Wrong Turn 5: Bloodlines Blu-ray Movie, Video Quality  4.0 of 5

Wrong Turn 5 was shot digitally on a paltry budget, and the finished product looks it, with cheap sets, bad lighting, and an overall filmmaking aesthetic that isn't even up to made-for-TV standards. In so many ways, this is an ugly, ugly film. That said, the 1080p/AVC-encoded transfer we get on Blu-ray is true to source and largely free from any compression or encode issues. Sure, noise spikes a bit during darker scenes, and yes, there are occasional compression-heavy shots from unusual angles where it's obvious a less-capable and more portable camera was used—O'Brien mentions GoPro action cameras in his commentary track—but there are genuinely few distractions here besides the general cheapness of the project. The level of clarity is actually quite high most of the time, with visible fine detail in facial features and clothing textures. And while the cinematography is flat and bland and purely functional, color is adequately dense and contrast is good, with deep blacks and rarely overblown highlights. Wrong Turn 5 won't top anyone's Best Blu-ray Picture Quality of the Year list, but considering how awful the film is in just about every other regard, the high definition encode here is surprisingly decent.


Wrong Turn 5: Bloodlines Blu-ray Movie, Audio Quality  3.5 of 5

It's not going to rattle your walls, quake your bowels, or test the limits of your home theater system, but the movie's lossless DTS-HD Master Audio 5.1 surround track get the job done. The cringe-worthy dialogue is cleanly recorded and easily understood, and although the mix is decidedly front-heavy, you will notice occasional instances of rear-channel ambience and direction effects. Insect sounds. Crackling fire. A cackling hillbilly laugh moving through the space behind your head. You get the idea. It's all backed up by a dull but decent-sounding score comprised alternately of minor-key piano arpeggios and nondescript overdriven guitar riffing. The disc includes optional English SDH, Spanish, and French subtitles, which appear in easy-to-read white lettering.
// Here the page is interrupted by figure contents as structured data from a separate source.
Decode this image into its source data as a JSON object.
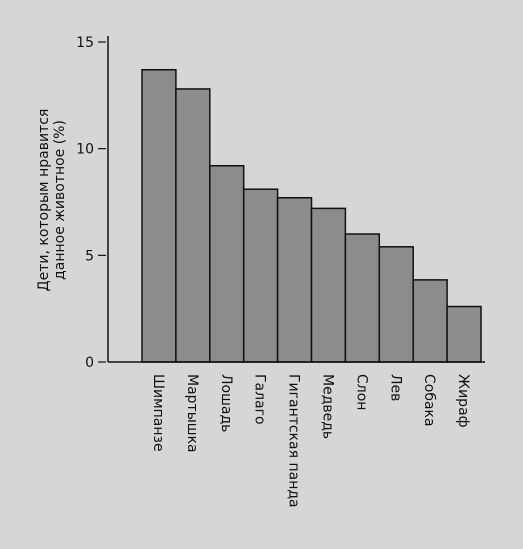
{
  "chart_data": {
    "type": "bar",
    "y_label": [
      "Дети, которым нравится",
      "данное животное (%)"
    ],
    "categories": [
      "Шимпанзе",
      "Мартышка",
      "Лошадь",
      "Галаго",
      "Гигантская панда",
      "Медведь",
      "Слон",
      "Лев",
      "Собака",
      "Жираф"
    ],
    "values": [
      13.7,
      12.8,
      9.2,
      8.1,
      7.7,
      7.2,
      6.0,
      5.4,
      3.85,
      2.6
    ],
    "color": "#8c8c8c",
    "ylim": [
      0,
      15
    ],
    "yticks": [
      0,
      5,
      10,
      15
    ],
    "grid": false
  }
}
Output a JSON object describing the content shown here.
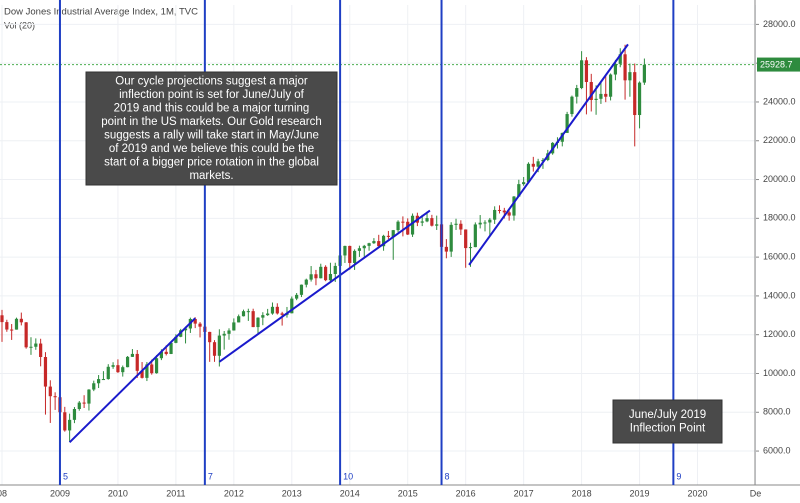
{
  "chart_data": {
    "type": "candlestick",
    "title": "Dow Jones Industrial Average Index, 1M, TVC",
    "subtitle": "Vol (20)",
    "grid": true,
    "up_color": "#2e8b3e",
    "down_color": "#c62828",
    "line_color": "#1f3fc4",
    "last_price": 25928.7,
    "ylim": [
      4250,
      29000
    ],
    "yticks": [
      {
        "value": 6000,
        "label": "6000.0"
      },
      {
        "value": 8000,
        "label": "8000.0"
      },
      {
        "value": 10000,
        "label": "10000.0"
      },
      {
        "value": 12000,
        "label": "12000.0"
      },
      {
        "value": 14000,
        "label": "14000.0"
      },
      {
        "value": 16000,
        "label": "16000.0"
      },
      {
        "value": 18000,
        "label": "18000.0"
      },
      {
        "value": 20000,
        "label": "20000.0"
      },
      {
        "value": 22000,
        "label": "22000.0"
      },
      {
        "value": 24000,
        "label": "24000.0"
      },
      {
        "value": 26000,
        "label": "26000.0"
      },
      {
        "value": 28000,
        "label": "28000.0"
      }
    ],
    "categories": [
      "08",
      null,
      null,
      null,
      null,
      null,
      null,
      null,
      null,
      null,
      null,
      null,
      "2009",
      null,
      null,
      null,
      null,
      null,
      null,
      null,
      null,
      null,
      null,
      null,
      "2010",
      null,
      null,
      null,
      null,
      null,
      null,
      null,
      null,
      null,
      null,
      null,
      "2011",
      null,
      null,
      null,
      null,
      null,
      null,
      null,
      null,
      null,
      null,
      null,
      "2012",
      null,
      null,
      null,
      null,
      null,
      null,
      null,
      null,
      null,
      null,
      null,
      "2013",
      null,
      null,
      null,
      null,
      null,
      null,
      null,
      null,
      null,
      null,
      null,
      "2014",
      null,
      null,
      null,
      null,
      null,
      null,
      null,
      null,
      null,
      null,
      null,
      "2015",
      null,
      null,
      null,
      null,
      null,
      null,
      null,
      null,
      null,
      null,
      null,
      "2016",
      null,
      null,
      null,
      null,
      null,
      null,
      null,
      null,
      null,
      null,
      null,
      "2017",
      null,
      null,
      null,
      null,
      null,
      null,
      null,
      null,
      null,
      null,
      null,
      "2018",
      null,
      null,
      null,
      null,
      null,
      null,
      null,
      null,
      null,
      null,
      null,
      "2019",
      null,
      null,
      null,
      null,
      null,
      null,
      null,
      null,
      null,
      null,
      null,
      "2020",
      null,
      null,
      null,
      null,
      null,
      null,
      null,
      null,
      null,
      null,
      null,
      "De"
    ],
    "ohlc": [
      [
        13000,
        13280,
        11630,
        12650
      ],
      [
        12650,
        12770,
        12150,
        12266
      ],
      [
        12266,
        12550,
        11730,
        12262
      ],
      [
        12262,
        12880,
        12260,
        12820
      ],
      [
        12820,
        13140,
        12480,
        12638
      ],
      [
        12638,
        12650,
        11280,
        11350
      ],
      [
        11350,
        11870,
        10960,
        11378
      ],
      [
        11378,
        11810,
        11220,
        11544
      ],
      [
        11544,
        11790,
        10370,
        10850
      ],
      [
        10850,
        11100,
        7880,
        9325
      ],
      [
        9325,
        9650,
        7450,
        8829
      ],
      [
        8829,
        9030,
        8120,
        8776
      ],
      [
        8776,
        9090,
        7910,
        8001
      ],
      [
        8001,
        8280,
        7000,
        7063
      ],
      [
        7063,
        7930,
        6470,
        7609
      ],
      [
        7609,
        8270,
        7440,
        8168
      ],
      [
        8168,
        8580,
        8080,
        8500
      ],
      [
        8500,
        8880,
        8220,
        8447
      ],
      [
        8447,
        9190,
        8090,
        9172
      ],
      [
        9172,
        9630,
        9090,
        9496
      ],
      [
        9496,
        9920,
        9250,
        9712
      ],
      [
        9712,
        10120,
        9670,
        9713
      ],
      [
        9713,
        10480,
        9680,
        10345
      ],
      [
        10345,
        10580,
        10240,
        10428
      ],
      [
        10428,
        10730,
        10030,
        10067
      ],
      [
        10067,
        10410,
        9840,
        10325
      ],
      [
        10325,
        10900,
        10320,
        10857
      ],
      [
        10857,
        11260,
        10850,
        11009
      ],
      [
        11009,
        11210,
        9770,
        10137
      ],
      [
        10137,
        10590,
        9740,
        9774
      ],
      [
        9774,
        10590,
        9610,
        10466
      ],
      [
        10466,
        10720,
        9940,
        10015
      ],
      [
        10015,
        10950,
        9990,
        10788
      ],
      [
        10788,
        11250,
        10690,
        11118
      ],
      [
        11118,
        11450,
        10930,
        11006
      ],
      [
        11006,
        11640,
        11000,
        11578
      ],
      [
        11578,
        12020,
        11560,
        11892
      ],
      [
        11892,
        12300,
        11870,
        12226
      ],
      [
        12226,
        12420,
        11550,
        12320
      ],
      [
        12320,
        12880,
        12090,
        12811
      ],
      [
        12811,
        12900,
        12340,
        12570
      ],
      [
        12570,
        12650,
        11860,
        12414
      ],
      [
        12414,
        12760,
        12130,
        12143
      ],
      [
        12143,
        12150,
        10600,
        11614
      ],
      [
        11614,
        11720,
        10600,
        10913
      ],
      [
        10913,
        12280,
        10360,
        11955
      ],
      [
        11955,
        12190,
        11230,
        12046
      ],
      [
        12046,
        12330,
        11740,
        12218
      ],
      [
        12218,
        12840,
        12210,
        12633
      ],
      [
        12633,
        13040,
        12630,
        12952
      ],
      [
        12952,
        13290,
        12940,
        13212
      ],
      [
        13212,
        13340,
        12710,
        13214
      ],
      [
        13214,
        13340,
        12390,
        12393
      ],
      [
        12393,
        12900,
        12040,
        12880
      ],
      [
        12880,
        13160,
        12490,
        13009
      ],
      [
        13009,
        13330,
        12970,
        13091
      ],
      [
        13091,
        13660,
        13030,
        13437
      ],
      [
        13437,
        13620,
        13040,
        13096
      ],
      [
        13096,
        13180,
        12470,
        13026
      ],
      [
        13026,
        13430,
        12880,
        13104
      ],
      [
        13104,
        13970,
        13100,
        13861
      ],
      [
        13861,
        14150,
        13780,
        14054
      ],
      [
        14054,
        14590,
        13940,
        14579
      ],
      [
        14579,
        14890,
        14440,
        14840
      ],
      [
        14840,
        15540,
        14740,
        15116
      ],
      [
        15116,
        15340,
        14550,
        14910
      ],
      [
        14910,
        15660,
        14900,
        15500
      ],
      [
        15500,
        15580,
        14760,
        14810
      ],
      [
        14810,
        15710,
        14720,
        15130
      ],
      [
        15130,
        15710,
        14720,
        15546
      ],
      [
        15546,
        16170,
        15450,
        16086
      ],
      [
        16086,
        16590,
        15700,
        16577
      ],
      [
        16577,
        16590,
        15350,
        15699
      ],
      [
        15699,
        16400,
        15340,
        16322
      ],
      [
        16322,
        16590,
        16010,
        16458
      ],
      [
        16458,
        16630,
        16020,
        16581
      ],
      [
        16581,
        16740,
        16330,
        16717
      ],
      [
        16717,
        16980,
        16680,
        16827
      ],
      [
        16827,
        17150,
        16560,
        16563
      ],
      [
        16563,
        17150,
        16330,
        17098
      ],
      [
        17098,
        17350,
        16930,
        17043
      ],
      [
        17043,
        17400,
        15860,
        17391
      ],
      [
        17391,
        17900,
        17280,
        17828
      ],
      [
        17828,
        18100,
        17070,
        17823
      ],
      [
        17823,
        18000,
        17140,
        17165
      ],
      [
        17165,
        18250,
        17040,
        18133
      ],
      [
        18133,
        18290,
        17600,
        17776
      ],
      [
        17776,
        18180,
        17600,
        17841
      ],
      [
        17841,
        18350,
        17800,
        18011
      ],
      [
        18011,
        18180,
        17580,
        17620
      ],
      [
        17620,
        18140,
        17400,
        17690
      ],
      [
        17690,
        17700,
        15370,
        16528
      ],
      [
        16528,
        16930,
        15940,
        16285
      ],
      [
        16285,
        17800,
        16010,
        17664
      ],
      [
        17664,
        17980,
        17400,
        17720
      ],
      [
        17720,
        17900,
        17140,
        17425
      ],
      [
        17425,
        17430,
        15450,
        16466
      ],
      [
        16466,
        16740,
        15500,
        16517
      ],
      [
        16517,
        17790,
        16510,
        17685
      ],
      [
        17685,
        18170,
        17480,
        17774
      ],
      [
        17774,
        17900,
        17330,
        17787
      ],
      [
        17787,
        18020,
        17060,
        17930
      ],
      [
        17930,
        18620,
        17710,
        18432
      ],
      [
        18432,
        18670,
        18250,
        18401
      ],
      [
        18401,
        18540,
        17990,
        18308
      ],
      [
        18308,
        18400,
        17880,
        18142
      ],
      [
        18142,
        19150,
        17880,
        19124
      ],
      [
        19124,
        19990,
        19120,
        19763
      ],
      [
        19763,
        20130,
        19680,
        19864
      ],
      [
        19864,
        20890,
        19830,
        20812
      ],
      [
        20812,
        21170,
        20410,
        20663
      ],
      [
        20663,
        21070,
        20380,
        20941
      ],
      [
        20941,
        21110,
        20550,
        21009
      ],
      [
        21009,
        21530,
        20950,
        21350
      ],
      [
        21350,
        21930,
        21280,
        21891
      ],
      [
        21891,
        22180,
        21600,
        21948
      ],
      [
        21948,
        22420,
        21710,
        22405
      ],
      [
        22405,
        23490,
        22400,
        23377
      ],
      [
        23377,
        24330,
        23240,
        24272
      ],
      [
        24272,
        24880,
        23920,
        24719
      ],
      [
        24719,
        26620,
        24660,
        26149
      ],
      [
        26149,
        26310,
        23360,
        25029
      ],
      [
        25029,
        25450,
        23510,
        24103
      ],
      [
        24103,
        24860,
        23340,
        24163
      ],
      [
        24163,
        25090,
        23900,
        24416
      ],
      [
        24416,
        25400,
        23990,
        24271
      ],
      [
        24271,
        25470,
        24080,
        25415
      ],
      [
        25415,
        26170,
        25120,
        25965
      ],
      [
        25965,
        26770,
        25790,
        26458
      ],
      [
        26458,
        26950,
        24120,
        25116
      ],
      [
        25116,
        25980,
        24270,
        25538
      ],
      [
        25538,
        25980,
        21710,
        23327
      ],
      [
        23327,
        25060,
        22640,
        24999
      ],
      [
        24999,
        26240,
        24880,
        25916
      ],
      null,
      null,
      null,
      null,
      null,
      null,
      null,
      null,
      null,
      null,
      null,
      null,
      null,
      null,
      null,
      null,
      null,
      null,
      null,
      null,
      null,
      null,
      null
    ],
    "cycle_lines": [
      {
        "index": 12,
        "label": "5"
      },
      {
        "index": 42,
        "label": "7"
      },
      {
        "index": 70,
        "label": "10"
      },
      {
        "index": 91,
        "label": "8"
      },
      {
        "index": 139,
        "label": "9"
      }
    ],
    "trend_lines": [
      {
        "start": [
          14,
          6450
        ],
        "end": [
          40,
          12850
        ]
      },
      {
        "start": [
          45,
          10600
        ],
        "end": [
          88.6,
          18400
        ]
      },
      {
        "start": [
          96.7,
          15600
        ],
        "end": [
          129.6,
          26970
        ]
      }
    ],
    "annotations": [
      {
        "lines": [
          "Our cycle projections suggest a major",
          "inflection point is set for June/July of",
          "2019 and this could be a major turning",
          "point in the US markets.  Our Gold research",
          "suggests a rally will take start in May/June",
          "of 2019 and we believe this could be the",
          "start of a bigger price rotation in the global",
          "markets."
        ]
      },
      {
        "lines": [
          "June/July 2019",
          "Inflection Point"
        ]
      }
    ]
  }
}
Wrong Turn 5: Bloodlines Blu-ray Movie, Special Features and Extras  2.0 of 5

  • Audio Commentary by Declan O'Brien: The director and the film's behind-the-scene producer enthusiastically discuss the making of the movie, but do you really want to give these people another hour and a half of your life?
  • A Day in the Death (HD, 5:28): Some video diary-type BTS footage shot by the film's cast.
  • Hillbilly Kills (HD, 6:44): The film's director and producer discuss the kills, some of which were apparently inspired by Peter Jackson's Dead Alive. Coulda fooled me.
  • Director's Die-aries (HD, 8:29): Hardy har har. More behind the scenes footage, shot by the director.


Wrong Turn 5: Bloodlines Blu-ray Movie, Overall Score and Recommendation  1.0 of 5

Friends don't let friends waste their time on miserable straight-to-video horror sequel cash-ins. Wrong Turn 5 isn't just the worst film in a franchise that probably shouldn't have inspired any followups, it's also on the short list for the worst film I've personally seen in 2012. This is a movie that actively doesn't want you to enjoy it, and I'm at a loss as for why this series continues to stumble zombie-like forward. If I were Fox, I'd let it finally die or else reboot it with a decent budget and a director with a better vision for Appalachian hillbilly terror.